Imagine that you and a family member are arguing, and there does not seem to be any improvement. Forgiveness might be one way to reach a resolution, but this is not as simple as saying I forgive you, there needs to be some work done on yourself and by those other family members. Below are some tips to forgiving your family and to begin having those conversations about healthy boundary setting.

  • Reflection. There needs to be self-reflection. What is your worth? Determine what your needs are from this relationship. Ask yourself: Why do I have these beliefs or values? Why do I use these coping mechanisms? Recognize where it all stems from and you can see that you do have a choice in the matter.

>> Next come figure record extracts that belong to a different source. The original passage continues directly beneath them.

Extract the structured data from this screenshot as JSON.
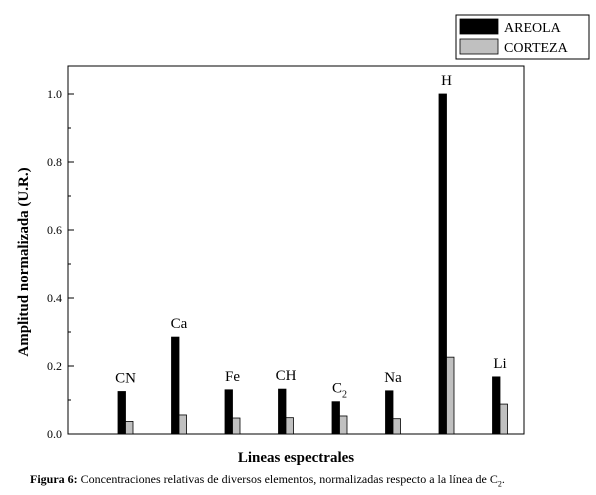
{
  "chart_data": {
    "type": "bar",
    "xlabel": "Lineas espectrales",
    "ylabel": "Amplitud normalizada (U.R.)",
    "ylim": [
      0,
      1.08
    ],
    "yticks": [
      "0.0",
      "0.2",
      "0.4",
      "0.6",
      "0.8",
      "1.0"
    ],
    "legend_position": "top-right",
    "categories": [
      {
        "label": "CN"
      },
      {
        "label": "Ca"
      },
      {
        "label": "Fe"
      },
      {
        "label": "CH"
      },
      {
        "label": "C",
        "sub": "2"
      },
      {
        "label": "Na"
      },
      {
        "label": "H"
      },
      {
        "label": "Li"
      }
    ],
    "series": [
      {
        "name": "AREOLA",
        "color": "#000000",
        "values": [
          0.125,
          0.285,
          0.13,
          0.132,
          0.095,
          0.127,
          1.0,
          0.168
        ]
      },
      {
        "name": "CORTEZA",
        "color": "#c0c0c0",
        "values": [
          0.037,
          0.056,
          0.047,
          0.048,
          0.053,
          0.045,
          0.226,
          0.088
        ]
      }
    ]
  },
  "caption": {
    "prefix": "Figura 6:",
    "text": " Concentraciones relativas de diversos elementos, normalizadas respecto a la línea de C",
    "sub": "2",
    "end": "."
  }
}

  • Communication. There needs to be open conversation about feelings to begin setting boundaries. This is a stage where you can acknowledge feelings, really naming and normalizing them. Modeling communication from a therapeutic perspective can help engage your loved one. Try saying something like this: “I just noticed you seem uncomfortable about this—let’s talk about it.” Creating a safe space to discuss is imperative when articulating your feelings.
  • It takes time. Know that it is never too late to repair a strained relationship. There is always a chance to try and reconcile with your family. “Sometimes boundaries will be met with resistance and that is normal. If the relationship is that important to you, keep adjusting those boundaries and determining what that they might look like for you,” says Ericka Davis, In-Home Therapist for Centerstone’s Early Childhood Services.

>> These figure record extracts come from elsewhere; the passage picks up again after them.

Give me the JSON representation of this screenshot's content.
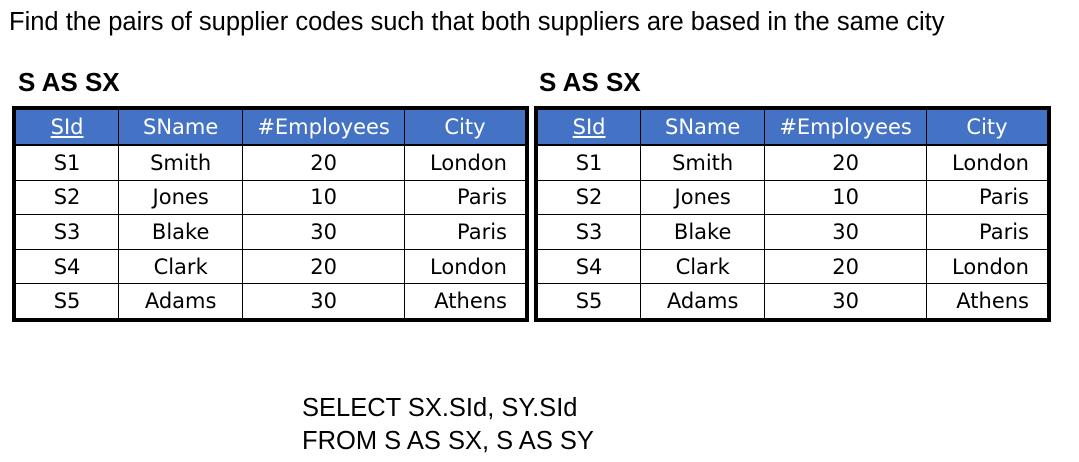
{
  "title": "Find the pairs of supplier codes such that both suppliers are based in the same city",
  "tables": [
    {
      "caption": "S AS SX",
      "columns": [
        "SId",
        "SName",
        "#Employees",
        "City"
      ],
      "rows": [
        [
          "S1",
          "Smith",
          "20",
          "London"
        ],
        [
          "S2",
          "Jones",
          "10",
          "Paris"
        ],
        [
          "S3",
          "Blake",
          "30",
          "Paris"
        ],
        [
          "S4",
          "Clark",
          "20",
          "London"
        ],
        [
          "S5",
          "Adams",
          "30",
          "Athens"
        ]
      ]
    },
    {
      "caption": "S AS SX",
      "columns": [
        "SId",
        "SName",
        "#Employees",
        "City"
      ],
      "rows": [
        [
          "S1",
          "Smith",
          "20",
          "London"
        ],
        [
          "S2",
          "Jones",
          "10",
          "Paris"
        ],
        [
          "S3",
          "Blake",
          "30",
          "Paris"
        ],
        [
          "S4",
          "Clark",
          "20",
          "London"
        ],
        [
          "S5",
          "Adams",
          "30",
          "Athens"
        ]
      ]
    }
  ],
  "sql": {
    "line1": "SELECT SX.SId, SY.SId",
    "line2": "FROM S AS SX, S AS SY"
  },
  "colors": {
    "header_bg": "#4472c4",
    "header_text": "#ffffff"
  }
}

  • Offer understanding. “Understanding that for family and parents to give something that they never experienced is hard. Though, likely most parents and family can remember their time as a child and can relate through their own experiences,” says Davis. Once there is understanding present there is recognition and acknowledgement that there is a way to work towards a healthier relationship.

Family relationships and healing are non-linear. Understand that people can revert back to old behaviors and attitudes, but you can keep setting those boundaries and adjusting to best suit your needs. Setting boundaries is a very brave and personal choice to make but know that you hold the power.